A series is not like a regular variable. It can be considered a “dataset” within your main dataset with repeating observations of one or more variables. Series should be used in case of repeated measurements. This implies that for optimal use of series, planning a project and building the dataset should be thought through before data collection starts. A series can contain just one single variable (e.g. weight measurements) or multiple variables (e.g. a large panel of blood samples).
Figure 1: Visualisation of series dataset layout
Main-level or series-level variables?
When is it best to gather variables in a series instead of having them on the main level? When a project contains repeated measurements, the use of series is recommended. Some examples include:
1. Variables examined at different points in time (e.g. weight at different study visits, Quality of Life measured at baseline and subsequent visits)
2. Variables with large between-patient variations in the number of answers (e.g. details of medication use or previous surgeries)
Like main-level variables, series-level variables can be gathered in groups to maintain oversight and structure in the project. Additionally, unique forms can be created based on series variables.
There are several advantages of using series:
1. Several data points are stored in one entry (i.e. in one row of your dataset), keeping your data nice and tidy.
2. The number of variables used is reduced substantially. This is helpful, especially in larger projects, to maintain oversight and structure your project.
3. Improved dataset setup and workflow while inputting data.
Analysis of series data
Analyses in Ledidi can be performed on both main-level and series-level data.
Main-level analysis
Variables within a series can be aggregated by using aggregation rules, and the aggregated values can then be used for analysis on the main level. Examples of aggregation rules include: the sum of a numerical variable across series entries; the latest value of the series variable registered; or the average value of a series variable. The aggregated variables will be shown in the dataset window and are available for statistical analysis and graphical presentation on the main level.
Figure 2: Setup of aggregation rules in the Variables window (left) and view of these rules in the Dataset window (right).
In this scenario, not all data points in the series are used; but rather an aggregated variable generated from series data. This limits the nature of the analysis that can be undertaken on series-level data at the main level.
Series-level analysis
If the goal is to analyse all data points in a series, analyses on the series level are required. Analysis at this level facilitates a more comprehensive examination of series-level data.
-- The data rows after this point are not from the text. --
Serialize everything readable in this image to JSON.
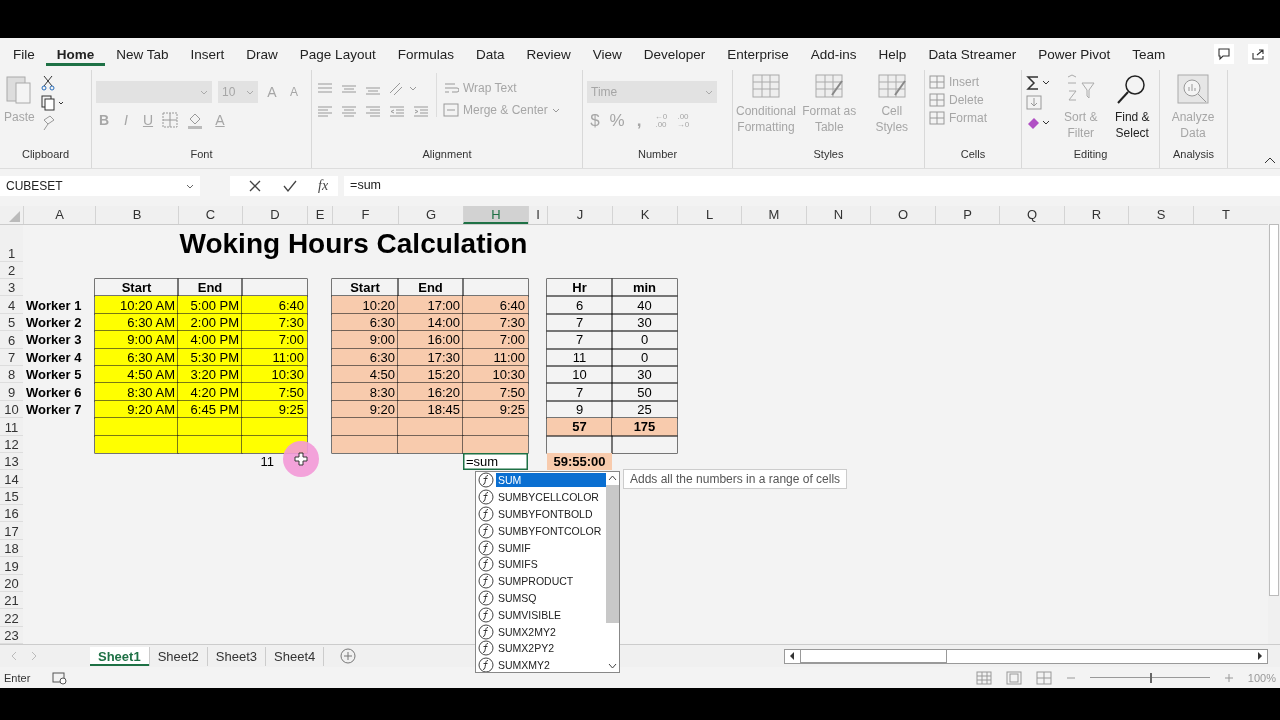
{
  "ribbon_tabs": [
    {
      "label": "File",
      "selected": false
    },
    {
      "label": "Home",
      "selected": true
    },
    {
      "label": "New Tab",
      "selected": false
    },
    {
      "label": "Insert",
      "selected": false
    },
    {
      "label": "Draw",
      "selected": false
    },
    {
      "label": "Page Layout",
      "selected": false
    },
    {
      "label": "Formulas",
      "selected": false
    },
    {
      "label": "Data",
      "selected": false
    },
    {
      "label": "Review",
      "selected": false
    },
    {
      "label": "View",
      "selected": false
    },
    {
      "label": "Developer",
      "selected": false
    },
    {
      "label": "Enterprise",
      "selected": false
    },
    {
      "label": "Add-ins",
      "selected": false
    },
    {
      "label": "Help",
      "selected": false
    },
    {
      "label": "Data Streamer",
      "selected": false
    },
    {
      "label": "Power Pivot",
      "selected": false
    },
    {
      "label": "Team",
      "selected": false
    }
  ],
  "ribbon": {
    "clipboard": {
      "label": "Clipboard",
      "paste": {
        "label": "Paste",
        "disabled": true
      }
    },
    "font": {
      "label": "Font",
      "size": "10",
      "disabled": true,
      "grow": "A",
      "shrink": "A",
      "style_buttons": [
        {
          "label": "B"
        },
        {
          "label": "I"
        },
        {
          "label": "U"
        }
      ],
      "font_color": "A"
    },
    "alignment": {
      "label": "Alignment",
      "wrap_text": "Wrap Text",
      "merge_center": "Merge & Center",
      "disabled": true
    },
    "number": {
      "label": "Number",
      "format": "Time",
      "disabled": true,
      "currency": "$",
      "percent": "%",
      "comma": ",",
      "increase_decimal": [
        "←0",
        ".00"
      ],
      "decrease_decimal": [
        ".00",
        "→0"
      ]
    },
    "styles": {
      "label": "Styles",
      "buttons": [
        {
          "label": "Conditional Formatting",
          "disabled": true
        },
        {
          "label": "Format as Table",
          "disabled": true
        },
        {
          "label": "Cell Styles",
          "disabled": true
        }
      ]
    },
    "cells": {
      "label": "Cells",
      "buttons": [
        {
          "label": "Insert",
          "disabled": true
        },
        {
          "label": "Delete",
          "disabled": true
        },
        {
          "label": "Format",
          "disabled": true
        }
      ]
    },
    "editing": {
      "label": "Editing",
      "buttons": [
        {
          "label": "Sort & Filter",
          "disabled": true
        },
        {
          "label": "Find & Select",
          "disabled": false
        }
      ]
    },
    "analysis": {
      "label": "Analysis",
      "buttons": [
        {
          "label": "Analyze Data",
          "disabled": true
        }
      ]
    }
  },
  "formula_bar": {
    "name_box": "CUBESET",
    "insert_function": "fx",
    "formula": "=sum"
  },
  "columns": [
    {
      "label": "A",
      "selected": false
    },
    {
      "label": "B",
      "selected": false
    },
    {
      "label": "C",
      "selected": false
    },
    {
      "label": "D",
      "selected": false
    },
    {
      "label": "E",
      "selected": false
    },
    {
      "label": "F",
      "selected": false
    },
    {
      "label": "G",
      "selected": false
    },
    {
      "label": "H",
      "selected": true
    },
    {
      "label": "I",
      "selected": false
    },
    {
      "label": "J",
      "selected": false
    },
    {
      "label": "K",
      "selected": false
    },
    {
      "label": "L",
      "selected": false
    },
    {
      "label": "M",
      "selected": false
    },
    {
      "label": "N",
      "selected": false
    },
    {
      "label": "O",
      "selected": false
    },
    {
      "label": "P",
      "selected": false
    },
    {
      "label": "Q",
      "selected": false
    },
    {
      "label": "R",
      "selected": false
    },
    {
      "label": "S",
      "selected": false
    },
    {
      "label": "T",
      "selected": false
    }
  ],
  "rows": [
    {
      "label": "1",
      "cells": [
        {},
        {
          "kind": "title",
          "text": "Woking Hours Calculation"
        }
      ]
    },
    {
      "label": "2",
      "cells": []
    },
    {
      "label": "3",
      "cells": [
        {},
        {
          "kind": "header",
          "text": "Start",
          "boxed": true
        },
        {
          "kind": "header",
          "text": "End",
          "boxed": true
        },
        {
          "kind": "blank",
          "boxed": true
        },
        {},
        {
          "kind": "header",
          "text": "Start",
          "boxed": true
        },
        {
          "kind": "header",
          "text": "End",
          "boxed": true
        },
        {
          "kind": "blank",
          "boxed": true
        },
        {},
        {
          "kind": "header",
          "text": "Hr",
          "boxed": true
        },
        {
          "kind": "header",
          "text": "min",
          "boxed": true
        }
      ]
    },
    {
      "label": "4",
      "cells": [
        {
          "kind": "name",
          "text": "Worker 1"
        },
        {
          "kind": "time",
          "text": "10:20 AM",
          "boxed": true,
          "color": "#ffff00"
        },
        {
          "kind": "time",
          "text": "5:00 PM",
          "boxed": true,
          "color": "#ffff00"
        },
        {
          "kind": "time",
          "text": "6:40",
          "boxed": true,
          "color": "#ffff00"
        },
        {},
        {
          "kind": "time",
          "text": "10:20",
          "boxed": true,
          "color": "#f8cbad"
        },
        {
          "kind": "time",
          "text": "17:00",
          "boxed": true,
          "color": "#f8cbad"
        },
        {
          "kind": "time",
          "text": "6:40",
          "boxed": true,
          "color": "#f8cbad"
        },
        {},
        {
          "kind": "count",
          "text": "6",
          "boxed": true
        },
        {
          "kind": "count",
          "text": "40",
          "boxed": true
        }
      ]
    },
    {
      "label": "5",
      "cells": [
        {
          "kind": "name",
          "text": "Worker 2"
        },
        {
          "kind": "time",
          "text": "6:30 AM",
          "boxed": true,
          "color": "#ffff00"
        },
        {
          "kind": "time",
          "text": "2:00 PM",
          "boxed": true,
          "color": "#ffff00"
        },
        {
          "kind": "time",
          "text": "7:30",
          "boxed": true,
          "color": "#ffff00"
        },
        {},
        {
          "kind": "time",
          "text": "6:30",
          "boxed": true,
          "color": "#f8cbad"
        },
        {
          "kind": "time",
          "text": "14:00",
          "boxed": true,
          "color": "#f8cbad"
        },
        {
          "kind": "time",
          "text": "7:30",
          "boxed": true,
          "color": "#f8cbad"
        },
        {},
        {
          "kind": "count",
          "text": "7",
          "boxed": true
        },
        {
          "kind": "count",
          "text": "30",
          "boxed": true
        }
      ]
    },
    {
      "label": "6",
      "cells": [
        {
          "kind": "name",
          "text": "Worker 3"
        },
        {
          "kind": "time",
          "text": "9:00 AM",
          "boxed": true,
          "color": "#ffff00"
        },
        {
          "kind": "time",
          "text": "4:00 PM",
          "boxed": true,
          "color": "#ffff00"
        },
        {
          "kind": "time",
          "text": "7:00",
          "boxed": true,
          "color": "#ffff00"
        },
        {},
        {
          "kind": "time",
          "text": "9:00",
          "boxed": true,
          "color": "#f8cbad"
        },
        {
          "kind": "time",
          "text": "16:00",
          "boxed": true,
          "color": "#f8cbad"
        },
        {
          "kind": "time",
          "text": "7:00",
          "boxed": true,
          "color": "#f8cbad"
        },
        {},
        {
          "kind": "count",
          "text": "7",
          "boxed": true
        },
        {
          "kind": "count",
          "text": "0",
          "boxed": true
        }
      ]
    },
    {
      "label": "7",
      "cells": [
        {
          "kind": "name",
          "text": "Worker 4"
        },
        {
          "kind": "time",
          "text": "6:30 AM",
          "boxed": true,
          "color": "#ffff00"
        },
        {
          "kind": "time",
          "text": "5:30 PM",
          "boxed": true,
          "color": "#ffff00"
        },
        {
          "kind": "time",
          "text": "11:00",
          "boxed": true,
          "color": "#ffff00"
        },
        {},
        {
          "kind": "time",
          "text": "6:30",
          "boxed": true,
          "color": "#f8cbad"
        },
        {
          "kind": "time",
          "text": "17:30",
          "boxed": true,
          "color": "#f8cbad"
        },
        {
          "kind": "time",
          "text": "11:00",
          "boxed": true,
          "color": "#f8cbad"
        },
        {},
        {
          "kind": "count",
          "text": "11",
          "boxed": true
        },
        {
          "kind": "count",
          "text": "0",
          "boxed": true
        }
      ]
    },
    {
      "label": "8",
      "cells": [
        {
          "kind": "name",
          "text": "Worker 5"
        },
        {
          "kind": "time",
          "text": "4:50 AM",
          "boxed": true,
          "color": "#ffff00"
        },
        {
          "kind": "time",
          "text": "3:20 PM",
          "boxed": true,
          "color": "#ffff00"
        },
        {
          "kind": "time",
          "text": "10:30",
          "boxed": true,
          "color": "#ffff00"
        },
        {},
        {
          "kind": "time",
          "text": "4:50",
          "boxed": true,
          "color": "#f8cbad"
        },
        {
          "kind": "time",
          "text": "15:20",
          "boxed": true,
          "color": "#f8cbad"
        },
        {
          "kind": "time",
          "text": "10:30",
          "boxed": true,
          "color": "#f8cbad"
        },
        {},
        {
          "kind": "count",
          "text": "10",
          "boxed": true
        },
        {
          "kind": "count",
          "text": "30",
          "boxed": true
        }
      ]
    },
    {
      "label": "9",
      "cells": [
        {
          "kind": "name",
          "text": "Worker 6"
        },
        {
          "kind": "time",
          "text": "8:30 AM",
          "boxed": true,
          "color": "#ffff00"
        },
        {
          "kind": "time",
          "text": "4:20 PM",
          "boxed": true,
          "color": "#ffff00"
        },
        {
          "kind": "time",
          "text": "7:50",
          "boxed": true,
          "color": "#ffff00"
        },
        {},
        {
          "kind": "time",
          "text": "8:30",
          "boxed": true,
          "color": "#f8cbad"
        },
        {
          "kind": "time",
          "text": "16:20",
          "boxed": true,
          "color": "#f8cbad"
        },
        {
          "kind": "time",
          "text": "7:50",
          "boxed": true,
          "color": "#f8cbad"
        },
        {},
        {
          "kind": "count",
          "text": "7",
          "boxed": true
        },
        {
          "kind": "count",
          "text": "50",
          "boxed": true
        }
      ]
    },
    {
      "label": "10",
      "cells": [
        {
          "kind": "name",
          "text": "Worker 7"
        },
        {
          "kind": "time",
          "text": "9:20 AM",
          "boxed": true,
          "color": "#ffff00"
        },
        {
          "kind": "time",
          "text": "6:45 PM",
          "boxed": true,
          "color": "#ffff00"
        },
        {
          "kind": "time",
          "text": "9:25",
          "boxed": true,
          "color": "#ffff00"
        },
        {},
        {
          "kind": "time",
          "text": "9:20",
          "boxed": true,
          "color": "#f8cbad"
        },
        {
          "kind": "time",
          "text": "18:45",
          "boxed": true,
          "color": "#f8cbad"
        },
        {
          "kind": "time",
          "text": "9:25",
          "boxed": true,
          "color": "#f8cbad"
        },
        {},
        {
          "kind": "count",
          "text": "9",
          "boxed": true
        },
        {
          "kind": "count",
          "text": "25",
          "boxed": true
        }
      ]
    },
    {
      "label": "11",
      "cells": [
        {},
        {
          "kind": "blank",
          "boxed": true,
          "color": "#ffff00"
        },
        {
          "kind": "blank",
          "boxed": true,
          "color": "#ffff00"
        },
        {
          "kind": "blank",
          "boxed": true,
          "color": "#ffff00"
        },
        {},
        {
          "kind": "blank",
          "boxed": true,
          "color": "#f8cbad"
        },
        {
          "kind": "blank",
          "boxed": true,
          "color": "#f8cbad"
        },
        {
          "kind": "blank",
          "boxed": true,
          "color": "#f8cbad"
        },
        {},
        {
          "kind": "total",
          "text": "57",
          "boxed": true,
          "color": "#f8cbad"
        },
        {
          "kind": "total",
          "text": "175",
          "boxed": true,
          "color": "#f8cbad"
        }
      ]
    },
    {
      "label": "12",
      "cells": [
        {},
        {
          "kind": "blank",
          "boxed": true,
          "color": "#ffff00"
        },
        {
          "kind": "blank",
          "boxed": true,
          "color": "#ffff00"
        },
        {
          "kind": "blank",
          "boxed": true,
          "color": "#ffff00"
        },
        {},
        {
          "kind": "blank",
          "boxed": true,
          "color": "#f8cbad"
        },
        {
          "kind": "blank",
          "boxed": true,
          "color": "#f8cbad"
        },
        {
          "kind": "blank",
          "boxed": true,
          "color": "#f8cbad"
        },
        {},
        {
          "kind": "blank",
          "boxed": true
        },
        {
          "kind": "blank",
          "boxed": true
        }
      ]
    },
    {
      "label": "13",
      "cells": [
        {},
        {},
        {},
        {
          "kind": "number",
          "text": "11"
        },
        {},
        {},
        {},
        {
          "kind": "editing",
          "text": "=sum"
        },
        {},
        {
          "kind": "total",
          "text": "59:55:00",
          "color": "#f8cbad"
        }
      ]
    },
    {
      "label": "14",
      "cells": []
    },
    {
      "label": "15",
      "cells": []
    },
    {
      "label": "16",
      "cells": []
    },
    {
      "label": "17",
      "cells": []
    },
    {
      "label": "18",
      "cells": []
    },
    {
      "label": "19",
      "cells": []
    },
    {
      "label": "20",
      "cells": []
    },
    {
      "label": "21",
      "cells": []
    },
    {
      "label": "22",
      "cells": []
    },
    {
      "label": "23",
      "cells": []
    }
  ],
  "autocomplete": {
    "items": [
      {
        "label": "SUM",
        "selected": true
      },
      {
        "label": "SUMBYCELLCOLOR",
        "selected": false
      },
      {
        "label": "SUMBYFONTBOLD",
        "selected": false
      },
      {
        "label": "SUMBYFONTCOLOR",
        "selected": false
      },
      {
        "label": "SUMIF",
        "selected": false
      },
      {
        "label": "SUMIFS",
        "selected": false
      },
      {
        "label": "SUMPRODUCT",
        "selected": false
      },
      {
        "label": "SUMSQ",
        "selected": false
      },
      {
        "label": "SUMVISIBLE",
        "selected": false
      },
      {
        "label": "SUMX2MY2",
        "selected": false
      },
      {
        "label": "SUMX2PY2",
        "selected": false
      },
      {
        "label": "SUMXMY2",
        "selected": false
      }
    ],
    "tooltip": "Adds all the numbers in a range of cells"
  },
  "sheet_tabs": [
    {
      "label": "Sheet1",
      "selected": true
    },
    {
      "label": "Sheet2",
      "selected": false
    },
    {
      "label": "Sheet3",
      "selected": false
    },
    {
      "label": "Sheet4",
      "selected": false
    }
  ],
  "status_bar": {
    "mode": "Enter",
    "zoom": {
      "label": "100%",
      "level": 0.5
    }
  }
}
For example, if one takes blood pressure measurements at each GP visit, the average values across all patients at each visit can be plotted using time course analysis. One can choose between the mean or the median value, and add 95% confidence intervals, standard deviations, and range or IQR in the case of median values. One can also stratify by other variables to ascertain whether there are different patterns by sex, age, site, etc. as shown in Figure 3.
Figure 3: Mean systolic blood pressure with standard deviation of all patients, per GP visit, stratified by sex.
Additionally, the individual patient blood pressure measurements over time can be plotted as shown in Figure 4, by choosing the patient ID variable as the Group function. (Hint: To obtain this graph, the datatype of the ID variable should be “Unique” or “integer”.)
Figure 4: The systolic blood pressure of each individual patient per GP visit.
Another application of series analysis is examining the frequency of a categorical value in a data series among all entries. For example, this would be relevant in examining the distribution of previous surgery types among patients in a breast cancer trial. Here, prior surgical procedures are entered in a series, given that a patient can have multiple prior surgeries. Using the “Frequencies” analysis on the series level provides insight into how often each surgery type has been performed.
Figure 5: Frequency of previously performed surgeries among all patients in a breast cancer trial. Because the variable “Previous surgery” is a data series, each patient may have had multiple previous procedures.
Conclusion
When a project contains repeated measurements, series are highly recommended for optimal data gathering and analysis. Series-level data can be analysed on two different levels:
1. On the main level by using an aggregation rule thereby making the sum/mean/latest value/... of series-level data available for main-level analysis.
2. On the series level by applying Ledidi Core’s analyses on series-level data thereby analysing each individual data point within a certain series.